Les obligations sénégalaises atteignent de nouveaux planchers, fragilisées par l’absence d’accord avec le FMI et les tensions au sein de l’exécutif. Les marchés redoutent un durcissement budgétaire difficile à appliquer et un risque prégnant de restructuration.
Les obligations souveraines du Sénégal poursuivent leur chute sur les marchés internationaux, alimentant les inquiétudes autour de la situation financière du pays. Plusieurs titres en euros et en dollars ont atteint cette semaine leurs plus bas niveaux historiques, dans un contexte marqué par l’absence d’accord avec le Fonds monétaire international (FMI) et des tensions politiques croissantes à Dakar.
Selon les données de Tradeweb, l’obligation sénégalaise arrivant à échéance en 2031 a poursuivi son recul pour tomber à 68,5 cents USD, soit une décote de plus de 30 % par rapport à sa valeur nominale de 100 cents USD. D’autres maturités de long terme se négocient désormais sous les 70 cents, un seuil à partir duquel les analystes considèrent généralement qu’une dette est « en difficulté ». À ces niveaux, le marché envoie le signal qu’il juge le risque de remboursement intégral nettement plus élevé, ce qui alimente les spéculations sur une possible restructuration si la situation financière venait à se détériorer davantage.

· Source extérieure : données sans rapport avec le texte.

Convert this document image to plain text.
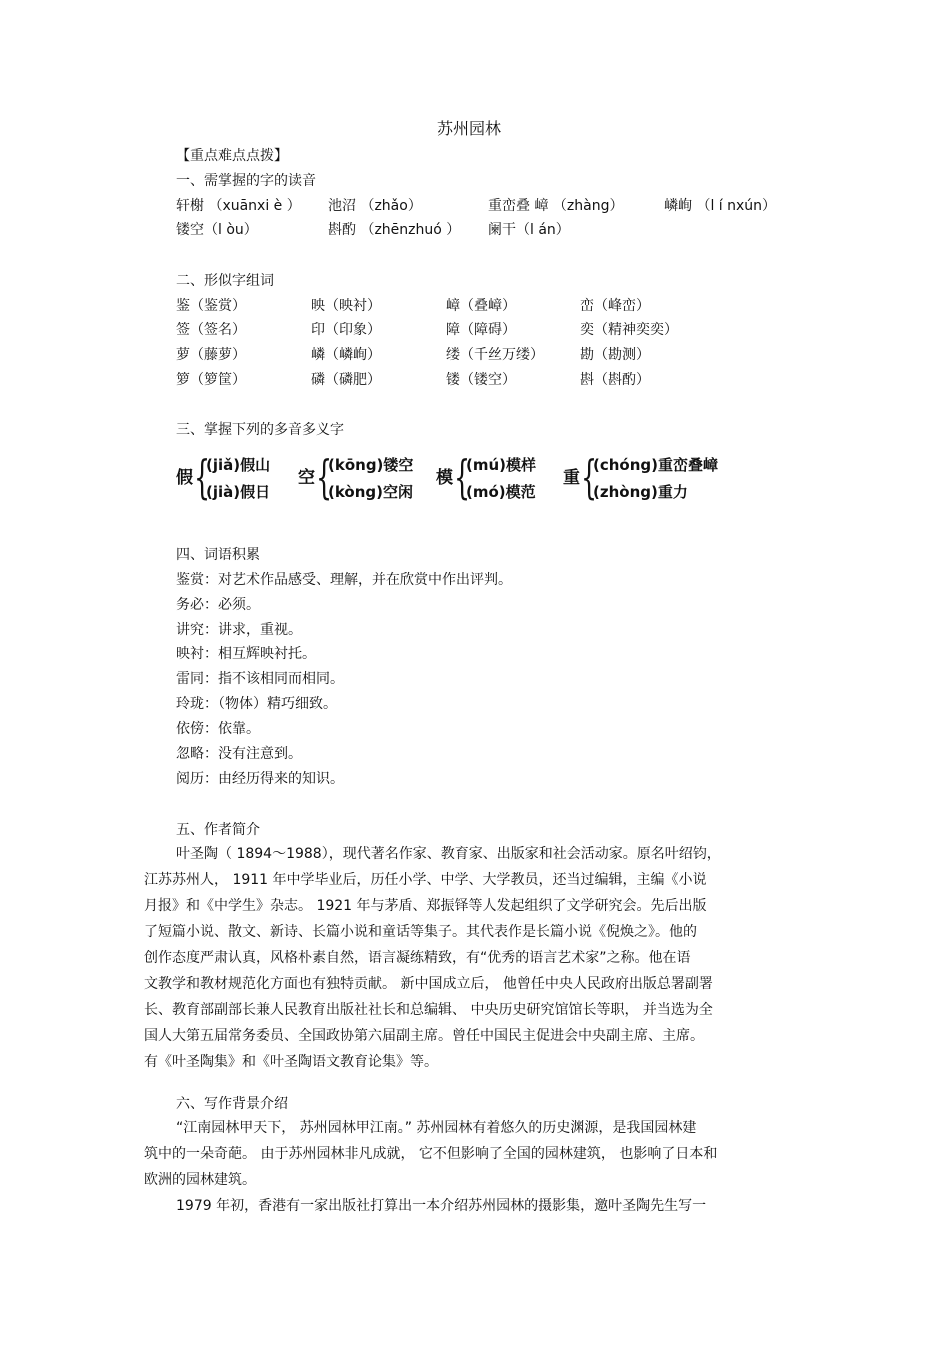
苏州园林
【重点难点点拨】
一、需掌握的字的读音
轩榭 （xuānxi è ） 池沼 （zhǎo）	重峦叠 嶂 （zhàng）	嶙峋 （l í nxún）
镂空（l òu）	斟酌 （zhēnzhuó ） 阑干（l án）
二、形似字组词
鉴（鉴赏）	映（映衬）	嶂（叠嶂）	峦（峰峦）
签（签名）	印（印象）	障（障碍）	奕（精神奕奕）
萝（藤萝）	嶙（嶙峋）	缕（千丝万缕）	勘（勘测）
箩（箩筐）	磷（磷肥）	镂（镂空）	斟（斟酌）
三、掌握下列的多音多义字
假 {
(jiǎ)假山
(jià)假日
空 {
(kōng)镂空
(kòng)空闲
模 {
(mú)模样
(mó)模范
重 {
(chóng)重峦叠嶂
(zhòng)重力
四、词语积累
鉴赏：对艺术作品感受、理解，并在欣赏中作出评判。
务必：必须。
讲究：讲求，重视。
映衬：相互辉映衬托。
雷同：指不该相同而相同。
玲珑：（物体）精巧细致。
依傍：依靠。
忽略：没有注意到。
阅历：由经历得来的知识。
五、作者简介
叶圣陶（ 1894～1988），现代著名作家、教育家、出版家和社会活动家。原名叶绍钧，
江苏苏州人， 1911 年中学毕业后，历任小学、中学、大学教员，还当过编辑，主编《小说
月报》和《中学生》杂志。 1921 年与茅盾、郑振铎等人发起组织了文学研究会。先后出版
了短篇小说、散文、新诗、长篇小说和童话等集子。其代表作是长篇小说《倪焕之》。他的
创作态度严肃认真，风格朴素自然，语言凝练精致，有“优秀的语言艺术家”之称。他在语
文教学和教材规范化方面也有独特贡献。 新中国成立后， 他曾任中央人民政府出版总署副署
长、教育部副部长兼人民教育出版社社长和总编辑、 中央历史研究馆馆长等职， 并当选为全
国人大第五届常务委员、全国政协第六届副主席。曾任中国民主促进会中央副主席、主席。
有《叶圣陶集》和《叶圣陶语文教育论集》等。
六、写作背景介绍
“江南园林甲天下， 苏州园林甲江南。” 苏州园林有着悠久的历史渊源，是我国园林建
筑中的一朵奇葩。 由于苏州园林非凡成就， 它不但影响了全国的园林建筑， 也影响了日本和
欧洲的园林建筑。
1979 年初，香港有一家出版社打算出一本介绍苏州园林的摄影集，邀叶圣陶先生写一
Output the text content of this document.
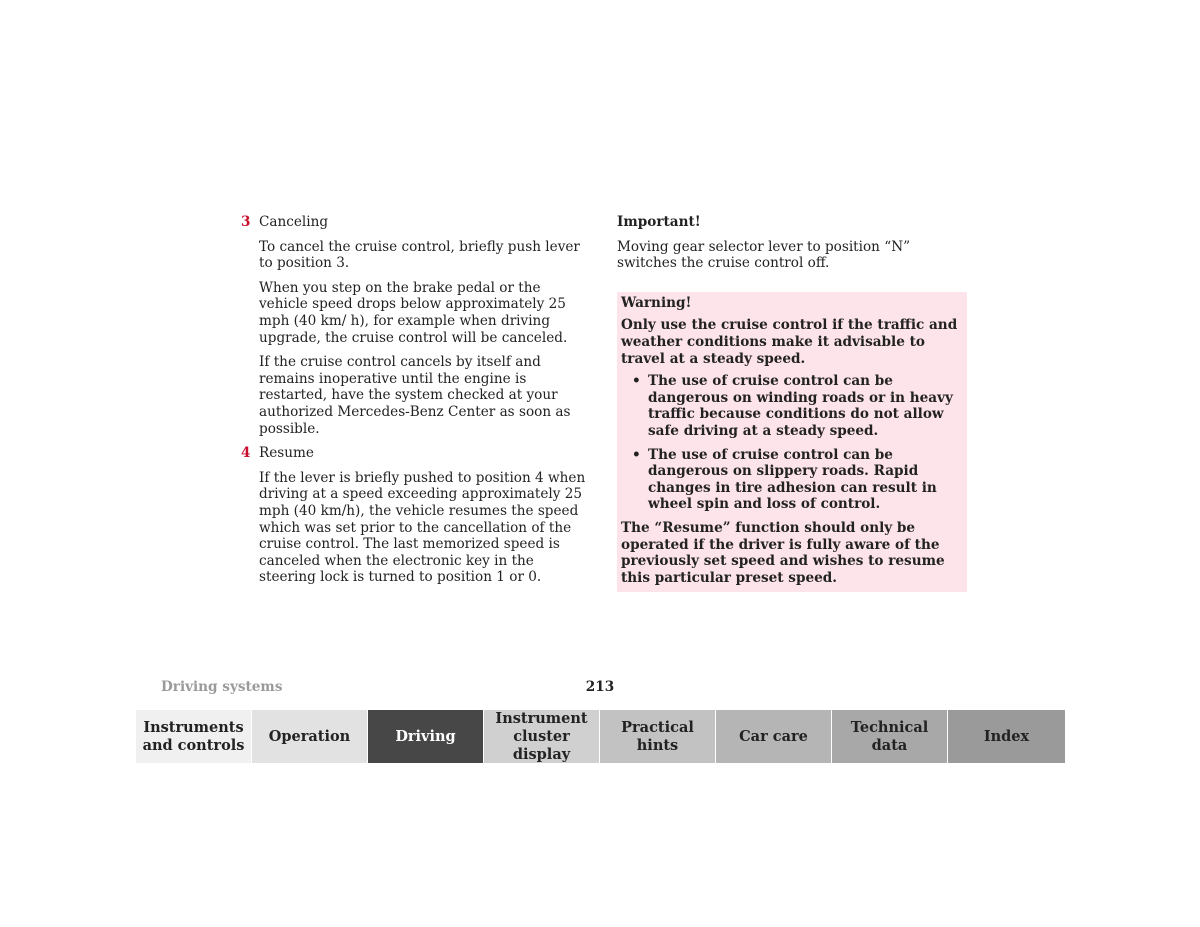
3 Canceling

To cancel the cruise control, briefly push lever to position 3.

When you step on the brake pedal or the vehicle speed drops below approximately 25 mph (40 km/ h), for example when driving upgrade, the cruise control will be canceled.

If the cruise control cancels by itself and remains inoperative until the engine is restarted, have the system checked at your authorized Mercedes-Benz Center as soon as possible.

4 Resume

If the lever is briefly pushed to position 4 when driving at a speed exceeding approximately 25 mph (40 km/h), the vehicle resumes the speed which was set prior to the cancellation of the cruise control. The last memorized speed is canceled when the electronic key in the steering lock is turned to position 1 or 0.

Important!

Moving gear selector lever to position “N” switches the cruise control off.

Warning!

Only use the cruise control if the traffic and weather conditions make it advisable to travel at a steady speed.

• The use of cruise control can be dangerous on winding roads or in heavy traffic because conditions do not allow safe driving at a steady speed.
• The use of cruise control can be dangerous on slippery roads. Rapid changes in tire adhesion can result in wheel spin and loss of control.

The “Resume” function should only be operated if the driver is fully aware of the previously set speed and wishes to resume this particular preset speed.

Driving systems	213
Instruments
and controls
Operation	Driving
Instrument
cluster display
Practical hints
Car care
Technical
data
Index
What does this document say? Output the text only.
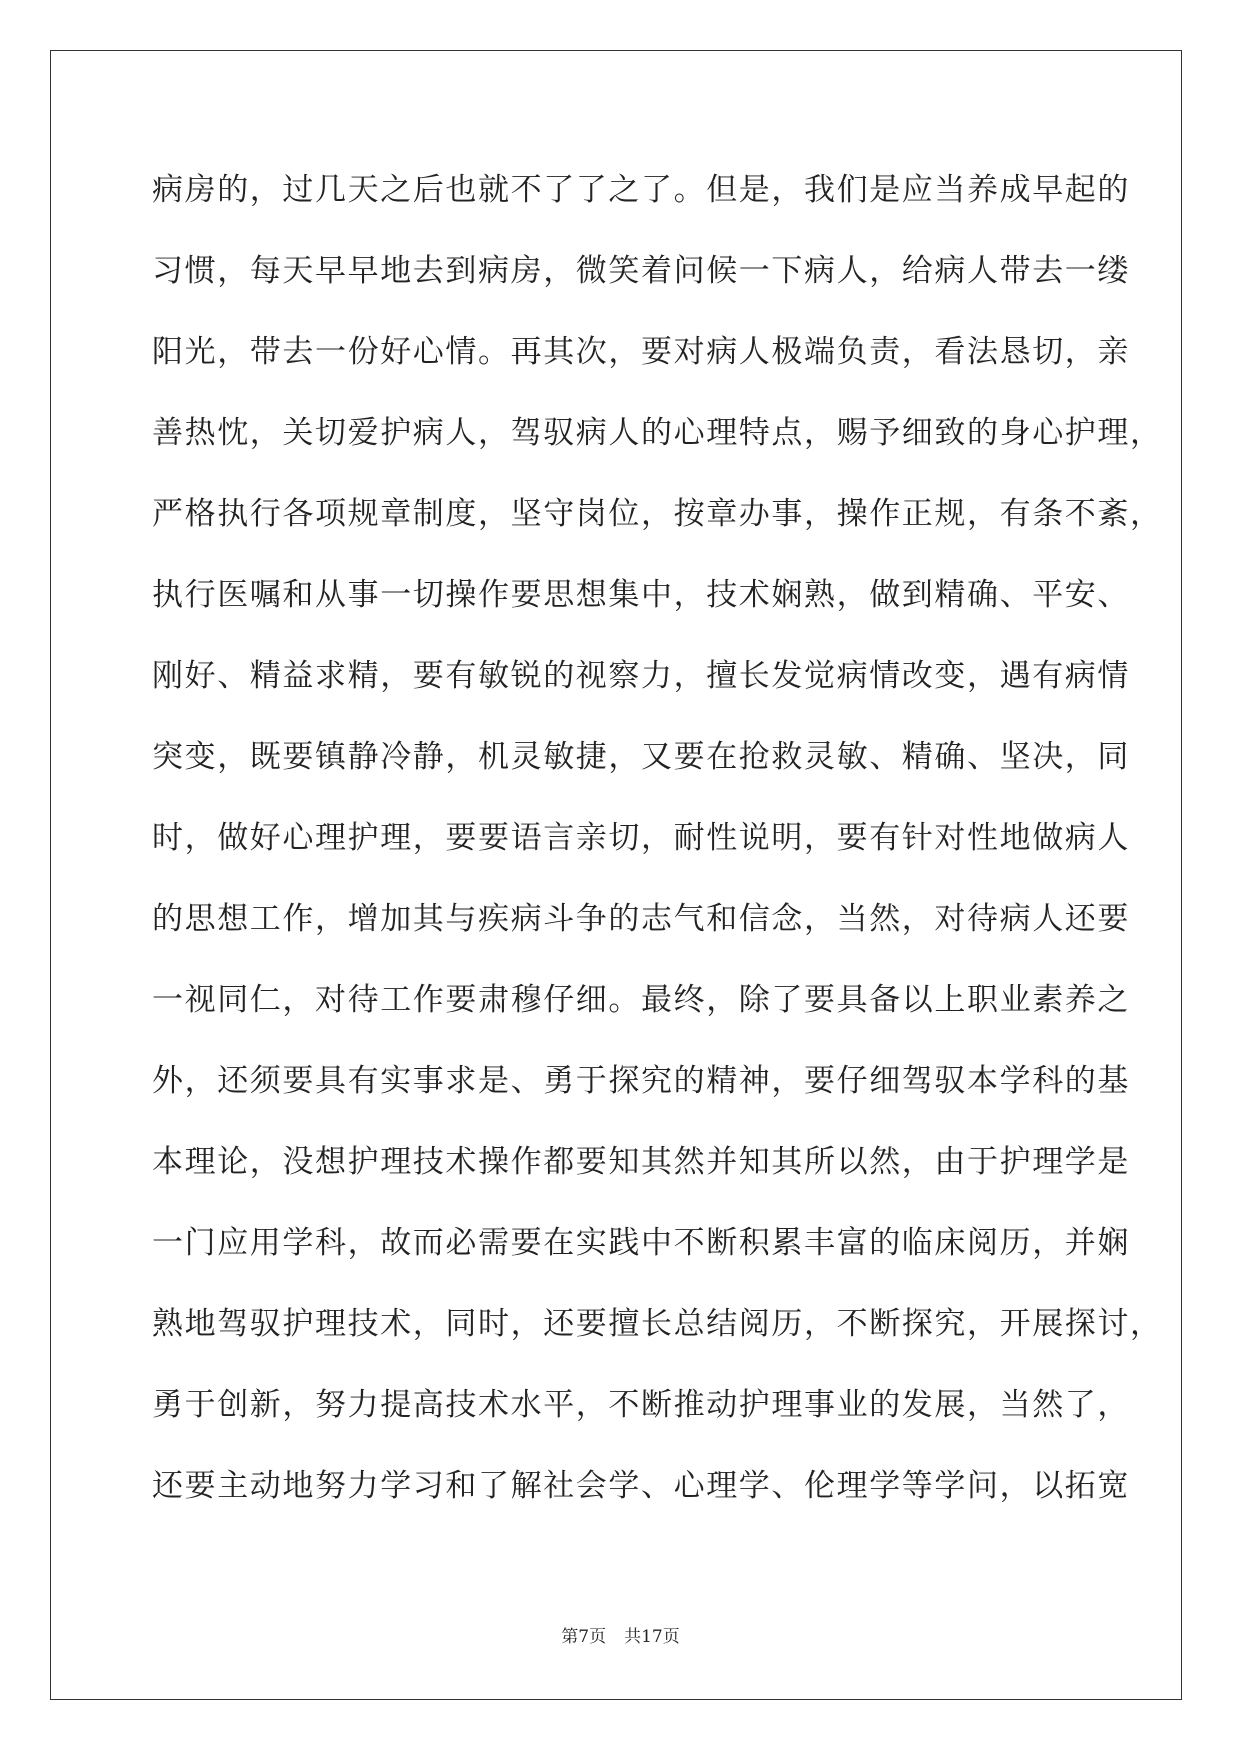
病房的，过几天之后也就不了了之了。但是，我们是应当养成早起的
习惯，每天早早地去到病房，微笑着问候一下病人，给病人带去一缕
阳光，带去一份好心情。再其次，要对病人极端负责，看法恳切，亲
善热忱，关切爱护病人，驾驭病人的心理特点，赐予细致的身心护理，
严格执行各项规章制度，坚守岗位，按章办事，操作正规，有条不紊，
执行医嘱和从事一切操作要思想集中，技术娴熟，做到精确、平安、
刚好、精益求精，要有敏锐的视察力，擅长发觉病情改变，遇有病情
突变，既要镇静冷静，机灵敏捷，又要在抢救灵敏、精确、坚决，同
时，做好心理护理，要要语言亲切，耐性说明，要有针对性地做病人
的思想工作，增加其与疾病斗争的志气和信念，当然，对待病人还要
一视同仁，对待工作要肃穆仔细。最终，除了要具备以上职业素养之
外，还须要具有实事求是、勇于探究的精神，要仔细驾驭本学科的基
本理论，没想护理技术操作都要知其然并知其所以然，由于护理学是
一门应用学科，故而必需要在实践中不断积累丰富的临床阅历，并娴
熟地驾驭护理技术，同时，还要擅长总结阅历，不断探究，开展探讨，
勇于创新，努力提高技术水平，不断推动护理事业的发展，当然了，
还要主动地努力学习和了解社会学、心理学、伦理学等学问，以拓宽
第7页 共17页
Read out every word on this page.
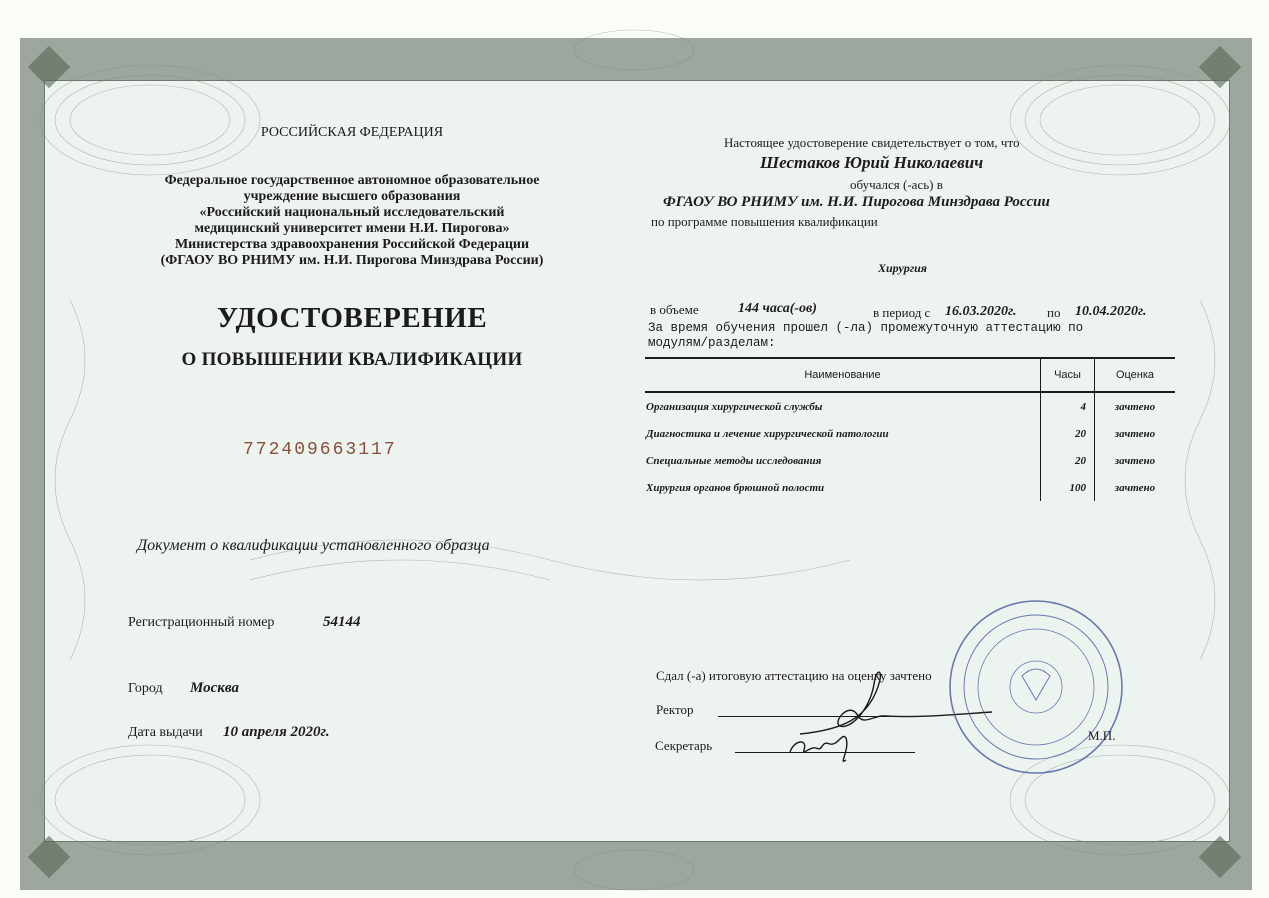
РОССИЙСКАЯ ФЕДЕРАЦИЯ
Федеральное государственное автономное образовательное
учреждение высшего образования
«Российский национальный исследовательский
медицинский университет имени Н.И. Пирогова»
Министерства здравоохранения Российской Федерации
(ФГАОУ ВО РНИМУ им. Н.И. Пирогова Минздрава России)
УДОСТОВЕРЕНИЕ
О ПОВЫШЕНИИ КВАЛИФИКАЦИИ
772409663117
Документ о квалификации установленного образца
Регистрационный номер	54144
Город Москва
Дата выдачи 10 апреля 2020г.
Настоящее удостоверение свидетельствует о том, что
Шестаков Юрий Николаевич
обучался (-ась) в
ФГАОУ ВО РНИМУ им. Н.И. Пирогова Минздрава России
по программе повышения квалификации
Хирургия
в объеме	144 часа(-ов)	в период с 16.03.2020г. по 10.04.2020г.
За время обучения прошел (-ла) промежуточную аттестацию по
модулям/разделам:
Наименование	Часы	Оценка
Организация хирургической службы	4	зачтено
Диагностика и лечение хирургической патологии	20	зачтено
Специальные методы исследования	20	зачтено
Хирургия органов брюшной полости	100	зачтено
Сдал (-а) итоговую аттестацию на оценку зачтено
Ректор
Секретарь
М.П.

Ce recul brutal des obligations s’accompagne d’une envolée du coût d’assurance contre un défaut de paiement. Concrètement, les investisseurs qui souhaitent se protéger contre le risque de voir le Sénégal ne plus honorer ses échéances achètent des credit default swaps (CDS). Plus ce risque augmente, plus ces contrats deviennent chers.
Or, depuis le début du mois, le prix de ces CDS sénégalais a bondi à 1 120 points de base, contre 750 points auparavant. Cela signifie que les marchés exigent désormais une prime beaucoup plus élevée pour se couvrir, signe qu’ils jugent le risque de défaut nettement plus important. Autrement dit, même si le Sénégal continue d’assurer qu’il ne restructurera pas sa dette, les investisseurs, eux, anticipent une situation de plus en plus fragile.
Cette dégradation intervient alors que la mission du FMI dépêchée à Dakar la semaine dernière est repartie sans annoncer de nouveau programme de financement. Un silence qui a accentué les doutes des investisseurs, déjà fragilisés par les révélations de l’an passé sur plusieurs milliards de dollars de dettes jusque-là non déclarées, faisant grimper le ratio dette/PIB du Sénégal à plus de 130 %. Le climat s’est encore tendu lorsque le Premier ministre Ousmane Sonko a affirmé, ce week-end, que le FMI poussait le pays à engager une restructuration de sa dette, une option qu’il a immédiatement rejetée, la qualifiant de « disgrâce ». Des propos qui ont rapidement pesé sur les marchés, certains analystes estimant que le risque de restructuration redevient plausible.
Le différend avec le FMI s’ajoute à un autre facteur de nervosité pour les investisseurs : les divergences politiques apparues ces derniers jours au sein de la coalition au pouvoir. Alors que le président Bassirou Diomaye Faye a annoncé la désignation de l’ancienne Première ministre Aminata Touré pour diriger la coalition présidentielle, le parti Pastef, dirigé par Ousmane Sonko, a réaffirmé son soutien à une autre figure, Aïssatou Mbodj. Une contradiction qui alimente les interrogations sur la cohésion de l’exécutif, quelques mois seulement après l’arrivée au pouvoir du tandem Faye–Sonko.
Pour les marchés, cette situation politique confuse affaiblit la capacité du gouvernement à mener les discussions techniques nécessaires à un accord avec le FMI. Certains acteurs, comme le gestionnaire d’actifs Aegon Asset Management, estiment que l’absence de programme met également en péril d’autres sources de financement multilatéral. Dans une note, la banque sud-africaine RMB avertit que si les mesures budgétaires indispensables s’avèrent trop difficiles à appliquer, une restructuration pourrait s’imposer plus tôt que prévu.
Le Sénégal, longtemps considéré comme l’un des émetteurs les plus sûrs d’Afrique de l’Ouest, se retrouve désormais confronté à une défiance rarement observée, à un moment crucial pour sa stabilité financière.